Muito provavelmente o filme arrebatará alguns Oscars. Na entrega da 
premiação, haverá discursos inflamados contra a emergência climática por parte 
de atores-diretores-produtores que chegarão de jatinhos particulares para o 
evento multimilionário. Nós compartilharemos seus discursos na esperança de 
que o andar de cima se sensibilize e promova mudanças. Enquanto isso, o 
sistema permanecerá intacto. E tal como agora na Bahia, tomada por enchentes, 
haverá algum fim do mundo ocorrendo em alguma parte do globo, fazendo 
vítimas sobretudo no Sul Global. Mas vamos estar entretidos demais na 
esperança de que o astro de Titanic com suas palavras bonitas consiga comover 
os bilionários e políticos das superpotências a reduzir drasticamente as 
emissões de carbono. Mas nem Di Caprio deve acreditar nisso. Senão, teria 
usado a bolada de 30 milhões que ganhou com o filme para investir numa fábrica 
de guilhotinas ou em movimentos revolucionários anticapitalistas né? Mas 
preferiu botar a grana numa nova mansão em Beverly Hills. 
Muitos provavelmente argumentarão que o filme é importante para uma tomada 
de consciência coletiva. Mas eu me pergunto se, depois de enfrentarmos na 
pandemia uma realidade tão ou mais dura que a apresentada no filme, 
negacionistas podem vir a mudar de ideia. Aliás, umas conversas em grupos 
bolsonaristas atestam que muitos inclusive estão gostando um bocado do filme 
pois sentem que seria o espelho de uma cultura antivacina que é negligenciada 
pela mídia mainstream. Veja você onde o delírio interpretativo chegou. 
Acho curiosa também a escolha pelo título do filme ter sido “não olhe para cima’’, 
uma vez que havia uma contra-narrativa popular que advogava “olhe para cima’’. 
Só por essa escolha já dava para antecipar que o lado negacionista sairia 
vencedor na disputa. 
Contra o fim do mundo 
Eu aqui, tentando humildemente compartilhar o pouco que tenho com as vítimas 
das chuvas na Bahia, arrisco dizer que a saída para o colapso definitivamente 
não virá de quem fecha os olhos para a realidade, nem de quem só olha para o 
andar de cima buscando salvadores. Talvez a saída seja olhar para o lado, 
buscando ser solidários com quem enfrenta os fins do mundo todos os dias. 
E quando eu olho para o lado, felizmente vejo gente como o Ailton Krenak, que 
ao longo dos últimos anos tem feito um esforço imenso para nos ajudar a 
imaginar novos mundos possíveis. Destaco abaixo, inclusive, um trecho de uma 
fala muito importante sua extraída do vídeo “Cartografias para adiar o fim do 
mundo” que merecia ter mais visibilidade do que esse filme besta. 

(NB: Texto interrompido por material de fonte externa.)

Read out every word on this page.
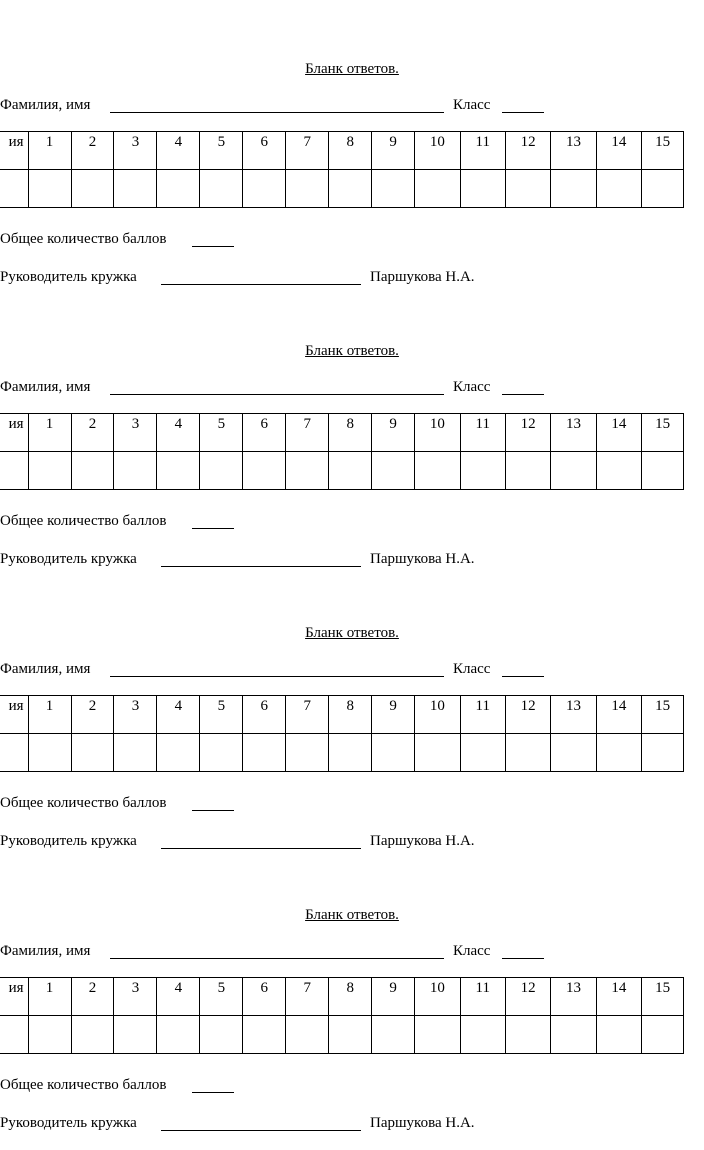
Бланк ответов.
Фамилия, имя	Класс
ия	1	2	3	4	5	6	7	8	9	10	11	12	13	14	15

Общее количество баллов
Руководитель кружка	Паршукова Н.А.
Бланк ответов.
Фамилия, имя	Класс
ия	1	2	3	4	5	6	7	8	9	10	11	12	13	14	15

Общее количество баллов
Руководитель кружка	Паршукова Н.А.
Бланк ответов.
Фамилия, имя	Класс
ия	1	2	3	4	5	6	7	8	9	10	11	12	13	14	15

Общее количество баллов
Руководитель кружка	Паршукова Н.А.
Бланк ответов.
Фамилия, имя	Класс
ия	1	2	3	4	5	6	7	8	9	10	11	12	13	14	15

Общее количество баллов
Руководитель кружка	Паршукова Н.А.
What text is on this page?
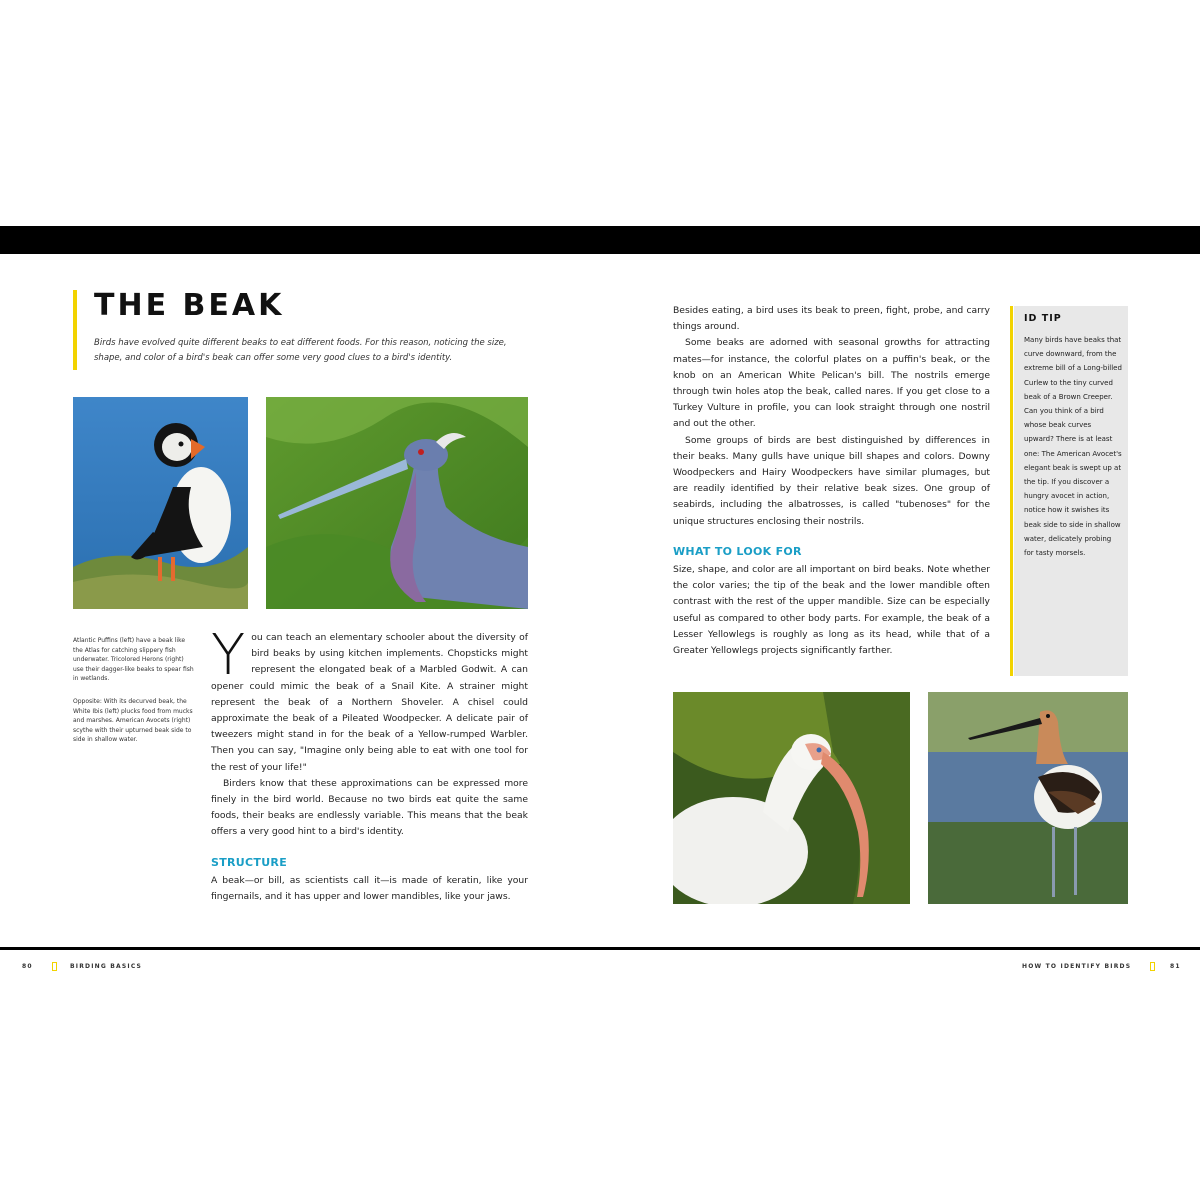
THE BEAK

Birds have evolved quite different beaks to eat different foods. For this reason, noticing the size, shape, and color of a bird's beak can offer some very good clues to a bird's identity.

Atlantic Puffins (left) have a beak like the Atlas for catching slippery fish underwater. Tricolored Herons (right) use their dagger-like beaks to spear fish in wetlands.

Opposite: With its decurved beak, the White Ibis (left) plucks food from mucks and marshes. American Avocets (right) scythe with their upturned beak side to side in shallow water.

Y ou can teach an elementary schooler about the diversity of bird beaks by using kitchen implements. Chopsticks might represent the elongated beak of a Marbled Godwit. A can opener could mimic the beak of a Snail Kite. A strainer might represent the beak of a Northern Shoveler. A chisel could approximate the beak of a Pileated Woodpecker. A delicate pair of tweezers might stand in for the beak of a Yellow-rumped Warbler. Then you can say, "Imagine only being able to eat with one tool for the rest of your life!"

Birders know that these approximations can be expressed more finely in the bird world. Because no two birds eat quite the same foods, their beaks are endlessly variable. This means that the beak offers a very good hint to a bird's identity.

STRUCTURE

A beak—or bill, as scientists call it—is made of keratin, like your fingernails, and it has upper and lower mandibles, like your jaws.

Besides eating, a bird uses its beak to preen, fight, probe, and carry things around.

Some beaks are adorned with seasonal growths for attracting mates—for instance, the colorful plates on a puffin's beak, or the knob on an American White Pelican's bill. The nostrils emerge through twin holes atop the beak, called nares. If you get close to a Turkey Vulture in profile, you can look straight through one nostril and out the other.

Some groups of birds are best distinguished by differences in their beaks. Many gulls have unique bill shapes and colors. Downy Woodpeckers and Hairy Woodpeckers have similar plumages, but are readily identified by their relative beak sizes. One group of seabirds, including the albatrosses, is called "tubenoses" for the unique structures enclosing their nostrils.

WHAT TO LOOK FOR

Size, shape, and color are all important on bird beaks. Note whether the color varies; the tip of the beak and the lower mandible often contrast with the rest of the upper mandible. Size can be especially useful as compared to other body parts. For example, the beak of a Lesser Yellowlegs is roughly as long as its head, while that of a Greater Yellowlegs projects significantly farther.

ID TIP

Many birds have beaks that curve downward, from the extreme bill of a Long-billed Curlew to the tiny curved beak of a Brown Creeper. Can you think of a bird whose beak curves upward? There is at least one: The American Avocet's elegant beak is swept up at the tip. If you discover a hungry avocet in action, notice how it swishes its beak side to side in shallow water, delicately probing for tasty morsels.

80	BIRDING BASICS	HOW TO IDENTIFY BIRDS	81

“Nós não podemos nos render a essa narrativa de fim de mundo. Essa narrativa 
é para nos fazer desistir de nossos sonhos. 
Existem muitas formas de olhar para o lado, seja doando dinheiro para os 
atingidos pelas chuvas na Bahia ou para alguma iniciativa que ajude a alimentar 
a metade da populacao brasileira atingida pela inseguranca alimentar. Mas uma 
forma mais contundente de enfrentar o colapso é doar tempo para se organizar 
de forma coletiva. Todo tempo doado para a organização coletiva é um tempo 
roubado do capitalismo. Pense nisso.